素敵なカフェでゴーシュさんと夢のようなひとときを過ごした後−‥

私たちは お喋りをしながら夜想道を歩いた。
ゴーシュさんはリーシャへのプレゼントを、私はゴーシュさんからの素敵な お礼 を抱えて、お互いに見交わしながら笑い合う。


「あ‥やだ。
 いつの間にかこんな所まで来ちゃった」


夢見心地の醒めやらぬままだったが故か、気付けば今朝方に待ち合わせをした星屑の噴水を越え、大通りに面した中央広場にまで来てしまっていた。

「‥本当ですね。
 僕まで気付きませんでした」

「ふふっ。
 お互いに、夢中でしたね。
 あのお店の魔法かしら」

「もしかしたら、そうなのかもしれませんね」

ふっと笑う‥私の親友の、恋人。

「今日一日、とても楽しかったですよ。
 ありがとうございます、リリィ」

「そんな、こちらこそ‥
 とても素敵なひとときを、ありがとうございます。
 こんな素敵なプレゼントまでいただいちゃって」

両手から溢れんばかりの大きな花束。
目を閉じ顔に近づけ、その楚々とした豊潤な香りを確かめる。
胸いっぱいに広がる優美な香気−‥
それは私の中の 幸せな気持ち そのものだった。

「‥本当に、なんてお礼を言ったらいいか」

至福に酔ってか 馥郁(ふくいく)に満たされてか、浮かされたような瞳をしているであろうことが自分でも解る。

「‥いいえ。

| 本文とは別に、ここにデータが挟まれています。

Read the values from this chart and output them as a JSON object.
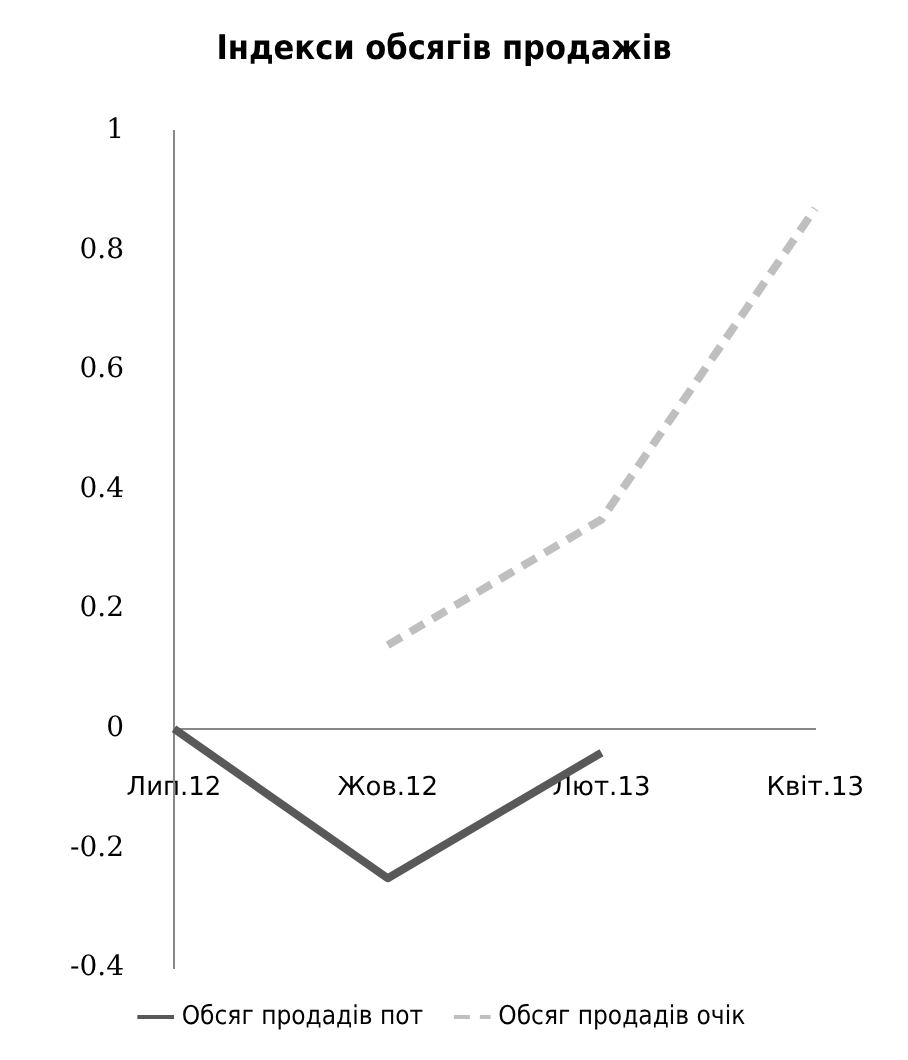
{
  "chart_data": {
    "type": "line",
    "title": "Індекси обсягів продажів",
    "categories": [
      "Лип.12",
      "Жов.12",
      "Лют.13",
      "Квіт.13"
    ],
    "series": [
      {
        "name": "Обсяг продадів пот",
        "color": "#595959",
        "values": [
          0,
          -0.25,
          -0.04,
          null
        ],
        "line_style": "solid"
      },
      {
        "name": "Обсяг продадів очік",
        "color": "#bfbfbf",
        "values": [
          null,
          0.14,
          0.35,
          0.87
        ],
        "line_style": "dashed"
      }
    ],
    "ylim": [
      -0.4,
      1
    ],
    "yticks": [
      -0.4,
      -0.2,
      0,
      0.2,
      0.4,
      0.6,
      0.8,
      1
    ],
    "grid": false,
    "legend": "bottom",
    "marker": "none"
  }
}
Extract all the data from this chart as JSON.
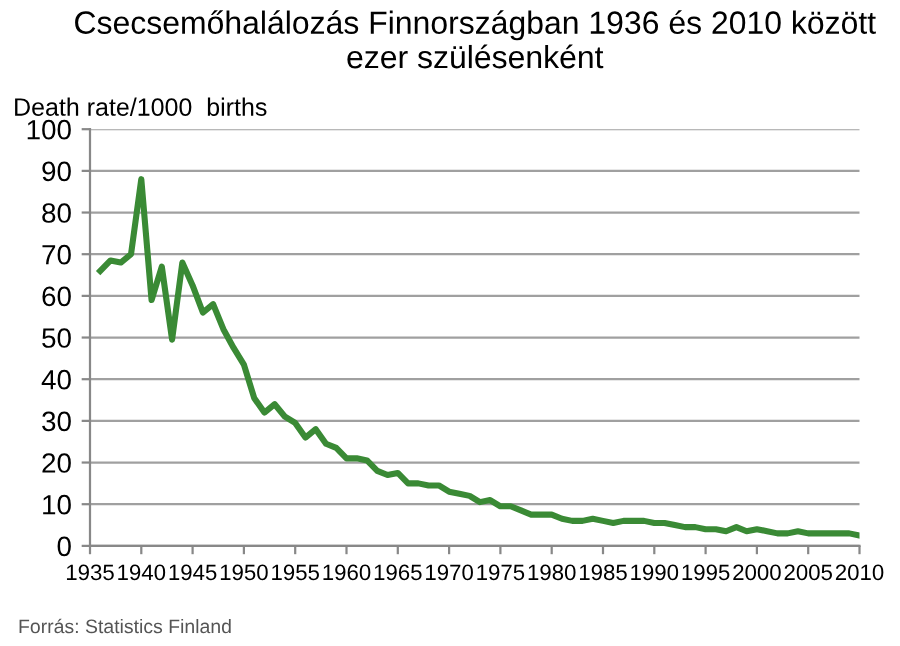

それは僕の気持ちですから。
 気にしないでください」

見つめれば、彼は優しい声で返してくれる。

「ゴーシュさん‥‥」

柔らかい微笑みと、温かな気遣いと、素敵すぎるほどのリーシャへの想いと−‥


 ‥リーシャ、良かったね。
 私、リーシャが選んだのがゴーシュさんで本当に嬉しい。


「それじゃ‥私はこれで失礼しますね」

花束が落ちてしまわないように片手でしっかりと胸に抱くと、もう片方の手でワンピースのスカートを押さえて右のつま先を引き、軽く会釈する。

「今日は、本当にありがとうございます」

再度 お礼の言葉を伝えた。

「‥ここで、ですか?
 せめて家まで送らせてください」

すかさずの進言。

「え‥そんな。
 そこまでお気遣いいただかなくても結構ですよ」

‥緩やかに振られる かぶり。
揺れる 銀髪。

「いいえ。それぐらいはさせてくれませんか?
 今日は、僕が誘ったんですから。
 最後まで付き合わせてください」

真剣な瞳で切り出され−−‥

「‥‥。
 そう言うことなら‥」


  甘い微笑の誘惑が降る−‥。


「‥お言葉に、甘えます」


堕ちた娘は 天つ少女(あまつおとめ)か咎人(とがびと)か−‥


「ありがとうございます、ゴーシュさん」

「いえ。では、行きましょうか」

「はい‥♪」

−‥ゴーシュさんに付き添われるその道中も、私の胸の中の暖かさが消え失せることはなかった。

忠愛。相愛。友愛。

‥屋烏(おくう)の、愛。

数多の 愛 が身体中に満ち溢れ、私の爪先から髪の一本までをも潤していく。
ゴーシュさんから知らされた、私に対するジギーの鍾愛が私を甘くとろけさせる。

そして それらから、私の心 が生まれていく。

掛け替えのない 大好きな人たちへの、伝えきれない感謝の気持ちと 慈愛(うつくしみ)を込めた大切な想いで−−‥。